Под волком я имею в виду жару.
Еще, мне не нравится, когда менеджер за прилавком решил, что он – паук, король угла. Компьютеры – лишь пыль разума, а вот если бы он продавал вина, если бы он был небольшим, локальным, но грамотным пропагандистом космоса, разве сказал я ему хоть слово? Разве не понял бы я его миссию? Он бы сказал тогда:
-Ну разве вы что-то знаете? Вам не обойтись без моей поддержки!
-О да, - ответил бы я, - начинайте поддерживать меня.

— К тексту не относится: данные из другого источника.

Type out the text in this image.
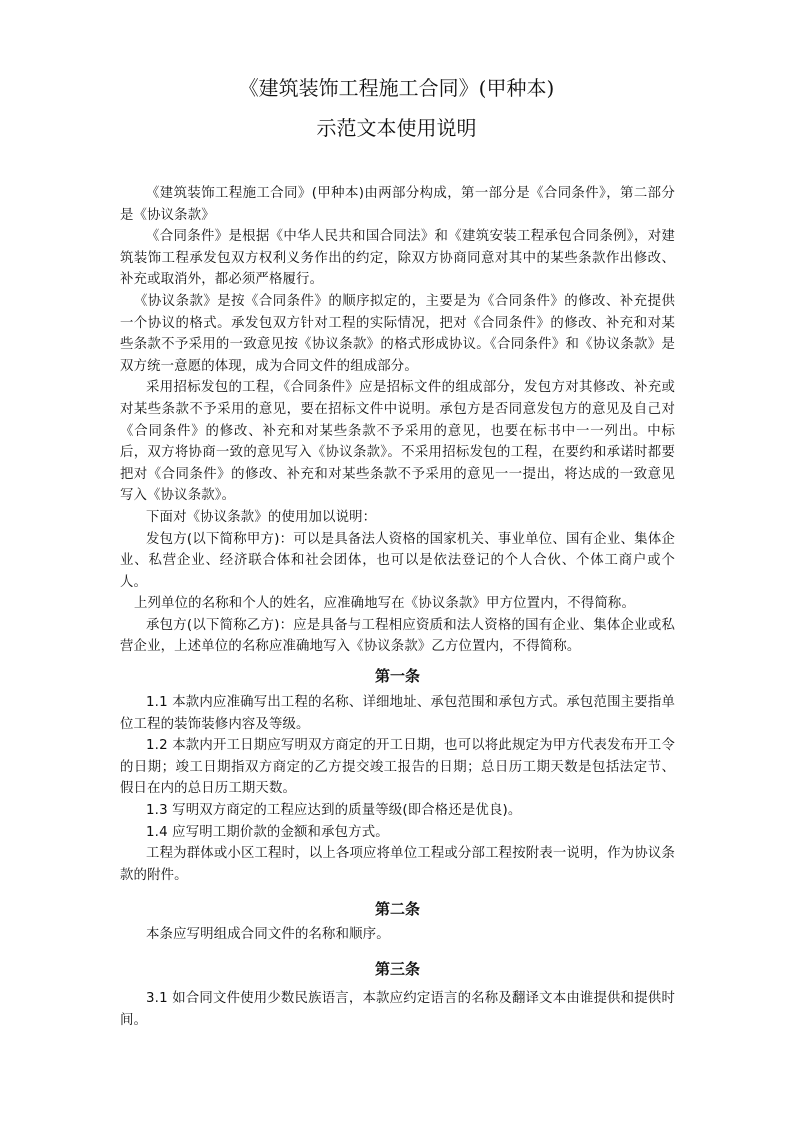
《建筑装饰工程施工合同》(甲种本)
示范文本使用说明

《建筑装饰工程施工合同》(甲种本)由两部分构成，第一部分是《合同条件》，第二部分是《协议条款》

《合同条件》是根据《中华人民共和国合同法》和《建筑安装工程承包合同条例》，对建筑装饰工程承发包双方权利义务作出的约定，除双方协商同意对其中的某些条款作出修改、补充或取消外，都必须严格履行。

《协议条款》是按《合同条件》的顺序拟定的，主要是为《合同条件》的修改、补充提供一个协议的格式。承发包双方针对工程的实际情况，把对《合同条件》的修改、补充和对某些条款不予采用的一致意见按《协议条款》的格式形成协议。《合同条件》和《协议条款》是双方统一意愿的体现，成为合同文件的组成部分。

采用招标发包的工程，《合同条件》应是招标文件的组成部分，发包方对其修改、补充或对某些条款不予采用的意见，要在招标文件中说明。承包方是否同意发包方的意见及自己对《合同条件》的修改、补充和对某些条款不予采用的意见，也要在标书中一一列出。中标后，双方将协商一致的意见写入《协议条款》。不采用招标发包的工程，在要约和承诺时都要把对《合同条件》的修改、补充和对某些条款不予采用的意见一一提出，将达成的一致意见写入《协议条款》。

下面对《协议条款》的使用加以说明：

发包方(以下简称甲方)：可以是具备法人资格的国家机关、事业单位、国有企业、集体企业、私营企业、经济联合体和社会团体，也可以是依法登记的个人合伙、个体工商户或个人。

上列单位的名称和个人的姓名，应准确地写在《协议条款》甲方位置内，不得简称。

承包方(以下简称乙方)：应是具备与工程相应资质和法人资格的国有企业、集体企业或私营企业，上述单位的名称应准确地写入《协议条款》乙方位置内，不得简称。

第一条

1.1 本款内应准确写出工程的名称、详细地址、承包范围和承包方式。承包范围主要指单位工程的装饰装修内容及等级。

1.2 本款内开工日期应写明双方商定的开工日期，也可以将此规定为甲方代表发布开工令的日期；竣工日期指双方商定的乙方提交竣工报告的日期；总日历工期天数是包括法定节、假日在内的总日历工期天数。

1.3 写明双方商定的工程应达到的质量等级(即合格还是优良)。

1.4 应写明工期价款的金额和承包方式。

工程为群体或小区工程时，以上各项应将单位工程或分部工程按附表一说明，作为协议条款的附件。

第二条

本条应写明组成合同文件的名称和顺序。

第三条

3.1 如合同文件使用少数民族语言，本款应约定语言的名称及翻译文本由谁提供和提供时间。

-Вы же знаете, что вино начинается на солнце.
-Как это так?
- Не буквально.
- Через лучи?
- Нет. Через нити духов и тайных знаков, через невидимые мосты, по которым идут прекрасные винопроводы, и, наконец, через краны. Людям часто кажется, что диалог существует для тестирования собственного статуса, и, в своем разговоре с менеджером вина, я должен был сказать:
- Все считают бабки.
- Да.
- Значит…
- Но должен быть кто-то, кто отличает человека от обезьян. В древности и жил-был такой человек. Все австралопитеки сидели кружком на поляне, грелись на солнце и искали друг у друга блох. И тут один сказал – я придумал. Если стать носом к востоку и вот так вот потянуться особым образом, то в теле возникает напряженность, и она сходит к голове, и внутри головы вдруг происходит разрядка в виде одного толчка – это шевелиться извилина. И вот, когда я так сделал, я вдруг понял – возможно думать. А когда ты мыслишь, ты вдруг почему-то лысеешь, но шерсть начинает опадать сначала на лбу. А разве это плохо? Пусть она на лбу и не растет, так же лучше, без шерсти, в глаза она не лезет.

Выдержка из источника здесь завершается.